İslamiyet’te, sevgi, güler yüz, tatlı söz, dürüstlük ve iyilik etmek vardır.
26- İslamiyet, insanları, çalışmaya, faydalı şeyleri öğrenmeye,
önce kendi aklı ve gayreti ile iş görmeye başladıktan sonra,
Allah’tan yardım istemeye davet eder. (Bir saat tefekkür ve
faydalı iş görmek, bir sene nafile ibadete eşittir) diyen başka bir din yoktur.
27- İslam, din, ırk farkı gözetmeksizin mutlak adaleti emreder.
Niçin Müslüman oldular?
(Anarşinin ancak İslam ahlakına sahip olmakla önleneceğine inandım.
İçkiyi bıraktım, tesettüre girdim ve namaza başladım.) Tina Gfanzil (Alman)
(İslam’da, ırk, renk ve dil farkı gözetilmediğini, herkesin
eşit olduğunu, namaz kılarken de rütbe ayrımı yapılmadığını gördüm
Müslüman oldum.) Thomas Clayton (Amerikalı)

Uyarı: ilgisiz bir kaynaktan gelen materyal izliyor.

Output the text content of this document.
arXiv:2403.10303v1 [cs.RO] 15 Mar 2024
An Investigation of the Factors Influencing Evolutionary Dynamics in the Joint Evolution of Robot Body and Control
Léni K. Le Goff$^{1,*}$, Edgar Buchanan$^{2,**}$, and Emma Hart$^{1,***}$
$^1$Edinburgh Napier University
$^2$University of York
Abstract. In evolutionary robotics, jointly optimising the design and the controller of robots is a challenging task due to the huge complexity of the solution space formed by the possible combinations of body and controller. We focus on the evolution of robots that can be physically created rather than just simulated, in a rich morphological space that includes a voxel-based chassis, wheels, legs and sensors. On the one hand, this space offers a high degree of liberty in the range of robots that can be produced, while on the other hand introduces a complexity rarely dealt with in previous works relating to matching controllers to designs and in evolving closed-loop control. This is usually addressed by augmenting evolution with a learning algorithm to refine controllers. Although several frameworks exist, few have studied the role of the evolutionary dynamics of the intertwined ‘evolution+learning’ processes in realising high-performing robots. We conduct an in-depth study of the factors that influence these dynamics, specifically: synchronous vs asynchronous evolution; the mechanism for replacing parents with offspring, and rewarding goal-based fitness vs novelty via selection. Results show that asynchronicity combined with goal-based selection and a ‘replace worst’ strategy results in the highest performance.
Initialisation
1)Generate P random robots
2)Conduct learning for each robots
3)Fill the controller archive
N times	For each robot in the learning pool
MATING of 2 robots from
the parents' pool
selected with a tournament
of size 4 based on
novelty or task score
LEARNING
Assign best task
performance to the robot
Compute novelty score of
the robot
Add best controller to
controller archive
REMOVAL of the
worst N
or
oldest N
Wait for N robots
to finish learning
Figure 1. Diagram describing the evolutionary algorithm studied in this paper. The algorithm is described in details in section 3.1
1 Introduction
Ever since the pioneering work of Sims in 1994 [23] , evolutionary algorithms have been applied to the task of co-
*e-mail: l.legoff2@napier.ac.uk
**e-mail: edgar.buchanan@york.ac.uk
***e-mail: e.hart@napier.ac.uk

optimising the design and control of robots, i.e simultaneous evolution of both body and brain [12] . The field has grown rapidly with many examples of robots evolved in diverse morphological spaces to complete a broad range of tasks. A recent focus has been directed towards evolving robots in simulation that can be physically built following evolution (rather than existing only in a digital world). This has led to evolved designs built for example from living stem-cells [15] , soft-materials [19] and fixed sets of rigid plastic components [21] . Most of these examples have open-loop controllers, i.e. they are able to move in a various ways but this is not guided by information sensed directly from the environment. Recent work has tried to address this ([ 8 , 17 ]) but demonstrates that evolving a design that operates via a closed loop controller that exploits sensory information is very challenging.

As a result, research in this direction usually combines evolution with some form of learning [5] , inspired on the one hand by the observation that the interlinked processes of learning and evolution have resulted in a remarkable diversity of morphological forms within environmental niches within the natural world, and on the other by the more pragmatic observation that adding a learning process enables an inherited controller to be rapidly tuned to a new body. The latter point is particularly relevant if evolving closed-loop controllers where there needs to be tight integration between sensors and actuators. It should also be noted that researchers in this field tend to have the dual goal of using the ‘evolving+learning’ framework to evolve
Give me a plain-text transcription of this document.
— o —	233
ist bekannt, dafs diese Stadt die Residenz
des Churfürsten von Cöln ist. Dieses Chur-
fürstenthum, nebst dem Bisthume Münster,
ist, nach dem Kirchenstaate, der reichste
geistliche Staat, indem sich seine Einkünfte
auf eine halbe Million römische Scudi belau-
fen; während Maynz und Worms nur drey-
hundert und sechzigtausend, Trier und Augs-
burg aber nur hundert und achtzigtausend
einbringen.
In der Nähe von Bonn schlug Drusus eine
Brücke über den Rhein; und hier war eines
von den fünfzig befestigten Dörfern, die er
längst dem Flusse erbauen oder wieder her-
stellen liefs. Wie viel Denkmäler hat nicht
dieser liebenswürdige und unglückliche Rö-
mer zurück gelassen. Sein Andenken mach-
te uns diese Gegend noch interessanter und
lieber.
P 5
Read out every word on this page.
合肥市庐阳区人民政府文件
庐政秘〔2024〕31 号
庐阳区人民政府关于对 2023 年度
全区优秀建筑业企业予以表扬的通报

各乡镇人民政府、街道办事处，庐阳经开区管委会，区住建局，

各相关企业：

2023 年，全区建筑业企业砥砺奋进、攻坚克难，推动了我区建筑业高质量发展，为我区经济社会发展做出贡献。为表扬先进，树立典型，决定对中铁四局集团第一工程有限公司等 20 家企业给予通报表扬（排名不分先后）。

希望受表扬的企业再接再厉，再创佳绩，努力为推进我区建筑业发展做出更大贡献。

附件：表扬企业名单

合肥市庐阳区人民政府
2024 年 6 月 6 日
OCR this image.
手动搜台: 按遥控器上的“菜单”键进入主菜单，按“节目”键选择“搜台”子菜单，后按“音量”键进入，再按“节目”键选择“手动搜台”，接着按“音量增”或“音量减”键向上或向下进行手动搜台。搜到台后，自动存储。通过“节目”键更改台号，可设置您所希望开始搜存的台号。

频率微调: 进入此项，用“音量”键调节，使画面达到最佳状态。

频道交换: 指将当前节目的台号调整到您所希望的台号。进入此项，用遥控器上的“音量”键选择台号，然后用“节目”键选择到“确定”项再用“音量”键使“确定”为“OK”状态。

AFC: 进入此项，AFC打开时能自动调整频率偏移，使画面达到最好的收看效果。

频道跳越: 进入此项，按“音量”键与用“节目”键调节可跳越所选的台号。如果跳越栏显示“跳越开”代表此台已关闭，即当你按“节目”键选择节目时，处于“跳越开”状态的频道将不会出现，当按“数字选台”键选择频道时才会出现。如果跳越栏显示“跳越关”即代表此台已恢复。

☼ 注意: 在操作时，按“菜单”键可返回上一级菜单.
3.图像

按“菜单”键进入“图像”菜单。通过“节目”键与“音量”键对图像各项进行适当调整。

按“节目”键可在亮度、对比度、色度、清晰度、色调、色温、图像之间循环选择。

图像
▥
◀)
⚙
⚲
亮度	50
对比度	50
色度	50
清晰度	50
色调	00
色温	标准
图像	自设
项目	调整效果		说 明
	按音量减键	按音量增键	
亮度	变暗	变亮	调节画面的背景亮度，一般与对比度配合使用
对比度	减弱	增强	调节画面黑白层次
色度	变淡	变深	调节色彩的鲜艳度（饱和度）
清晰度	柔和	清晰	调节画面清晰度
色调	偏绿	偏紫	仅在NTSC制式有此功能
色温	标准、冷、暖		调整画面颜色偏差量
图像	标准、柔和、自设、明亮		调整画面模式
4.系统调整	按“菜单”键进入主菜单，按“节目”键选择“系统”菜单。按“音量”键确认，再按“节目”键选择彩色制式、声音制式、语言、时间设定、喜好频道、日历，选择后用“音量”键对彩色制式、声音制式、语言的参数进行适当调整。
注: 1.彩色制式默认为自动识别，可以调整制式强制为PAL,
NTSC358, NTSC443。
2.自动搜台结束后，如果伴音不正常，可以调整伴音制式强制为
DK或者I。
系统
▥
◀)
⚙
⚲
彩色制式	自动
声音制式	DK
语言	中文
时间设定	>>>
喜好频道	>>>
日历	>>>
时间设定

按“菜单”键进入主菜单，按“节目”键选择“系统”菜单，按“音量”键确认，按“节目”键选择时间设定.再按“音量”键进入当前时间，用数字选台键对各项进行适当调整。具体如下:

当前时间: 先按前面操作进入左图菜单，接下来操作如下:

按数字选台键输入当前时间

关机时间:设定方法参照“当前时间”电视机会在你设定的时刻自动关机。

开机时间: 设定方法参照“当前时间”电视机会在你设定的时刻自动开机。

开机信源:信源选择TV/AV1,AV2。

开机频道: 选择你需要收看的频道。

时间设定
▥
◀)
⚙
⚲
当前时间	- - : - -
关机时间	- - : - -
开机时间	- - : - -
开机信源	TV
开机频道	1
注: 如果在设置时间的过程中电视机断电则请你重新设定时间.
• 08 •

(İslam, en iyi şeyleri ihtiva eder. Hiçbir dinde kardeşlik
İslam’daki gibi değildir.) Dr. Rolf Freiherr (Avusturyalı)
(İslam, sevgi, doğruluk, temizlik ve güzel ahlakı emrettiği için
Müslüman oldum.) A.Uemura (Japon)
(İslam’ı akla da uygun bulup Müslüman oldum.)
Cecilla Cannolly (Avusturyalı)
(İlim Çin’de de olsa alın hadisini okudum. İslam’ın ilme verdiği
önemi görünce Müslüman oldum.) Mr. Board (Amerikalı)
(İslam, israf ve cimriliği yasaklayan, maddi- manevi her hususta
en güzel kaideleri olan dindir.) Albay Ronald Rockwell (Amerikalı)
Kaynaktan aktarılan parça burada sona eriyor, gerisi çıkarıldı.